Sales of three-wheelers were down by 4.11 percent; passenger carrier and goods carrier sales fell by 3.55 percent and 6.53 percent respectively. Two-wheelers though registered a growth of 0.72 percent. Mopeds and motorcycles declined by 13.34 percent and 2.08 percent respectively while scooters grew by 14.77 percent.

The Bajaj theorem for insulated growth

Rajiv Bajaj, MD, Bajaj Auto, however, took a leaf out of the company's business book and suggested that industry could consider a three-legged approach based on the science of homeopathy for cashing on growth opportunities.

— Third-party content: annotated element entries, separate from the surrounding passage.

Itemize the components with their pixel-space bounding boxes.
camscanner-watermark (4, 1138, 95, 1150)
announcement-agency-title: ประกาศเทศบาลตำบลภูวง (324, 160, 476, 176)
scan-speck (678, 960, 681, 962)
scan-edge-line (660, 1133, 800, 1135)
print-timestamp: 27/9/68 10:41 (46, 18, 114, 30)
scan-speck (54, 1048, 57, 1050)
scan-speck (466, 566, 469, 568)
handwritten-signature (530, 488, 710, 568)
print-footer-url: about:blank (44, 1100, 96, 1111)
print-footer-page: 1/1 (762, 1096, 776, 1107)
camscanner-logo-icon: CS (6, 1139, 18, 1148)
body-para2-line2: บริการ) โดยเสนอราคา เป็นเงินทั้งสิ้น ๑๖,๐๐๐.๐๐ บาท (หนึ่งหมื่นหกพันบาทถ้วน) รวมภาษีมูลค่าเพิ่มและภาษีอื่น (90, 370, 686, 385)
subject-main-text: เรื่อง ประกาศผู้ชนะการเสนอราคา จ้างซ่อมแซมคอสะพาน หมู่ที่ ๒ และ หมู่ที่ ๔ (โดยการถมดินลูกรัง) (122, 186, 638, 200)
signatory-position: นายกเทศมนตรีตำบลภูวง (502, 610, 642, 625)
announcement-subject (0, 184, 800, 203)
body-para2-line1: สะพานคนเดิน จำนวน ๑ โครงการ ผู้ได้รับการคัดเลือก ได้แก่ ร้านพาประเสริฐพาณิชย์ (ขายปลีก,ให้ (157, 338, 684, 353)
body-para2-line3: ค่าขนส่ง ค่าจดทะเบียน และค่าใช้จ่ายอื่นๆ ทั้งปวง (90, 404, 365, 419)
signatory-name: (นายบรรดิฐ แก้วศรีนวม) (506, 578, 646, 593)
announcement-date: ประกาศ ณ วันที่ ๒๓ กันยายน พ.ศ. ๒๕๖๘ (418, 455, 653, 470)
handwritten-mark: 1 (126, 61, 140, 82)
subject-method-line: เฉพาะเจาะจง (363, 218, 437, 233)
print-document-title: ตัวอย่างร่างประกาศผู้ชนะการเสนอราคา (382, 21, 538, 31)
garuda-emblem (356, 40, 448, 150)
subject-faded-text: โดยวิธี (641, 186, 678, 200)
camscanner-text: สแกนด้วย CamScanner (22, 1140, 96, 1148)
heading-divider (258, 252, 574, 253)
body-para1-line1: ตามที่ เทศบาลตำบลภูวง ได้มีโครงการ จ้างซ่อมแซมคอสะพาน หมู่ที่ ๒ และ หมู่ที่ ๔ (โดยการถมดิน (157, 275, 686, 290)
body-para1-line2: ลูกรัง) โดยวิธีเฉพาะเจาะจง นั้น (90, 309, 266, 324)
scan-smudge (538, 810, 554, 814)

He said Bajaj Auto had adopted this business model three years ago. While one stands for specialisation, the second is for globalisation that includes scaling up of business in every possible market, and the third leg signifies outsourcing. “Outsourcing has allowed us within the company to focus on motorcycle marketing and innovative functions and in reducing costs because it has honed fixed costs to five percent of sales and rendered us immune to volatility in market demand.”

A ray of hope has shone in terms of passenger car sales that in August 2013 have grown by 15.37 percent. Possibly the few few green shoots of recovery but it's still early days yet. The festive season having arrived, industry will be hoping the south-ward sales graph takes the route up north.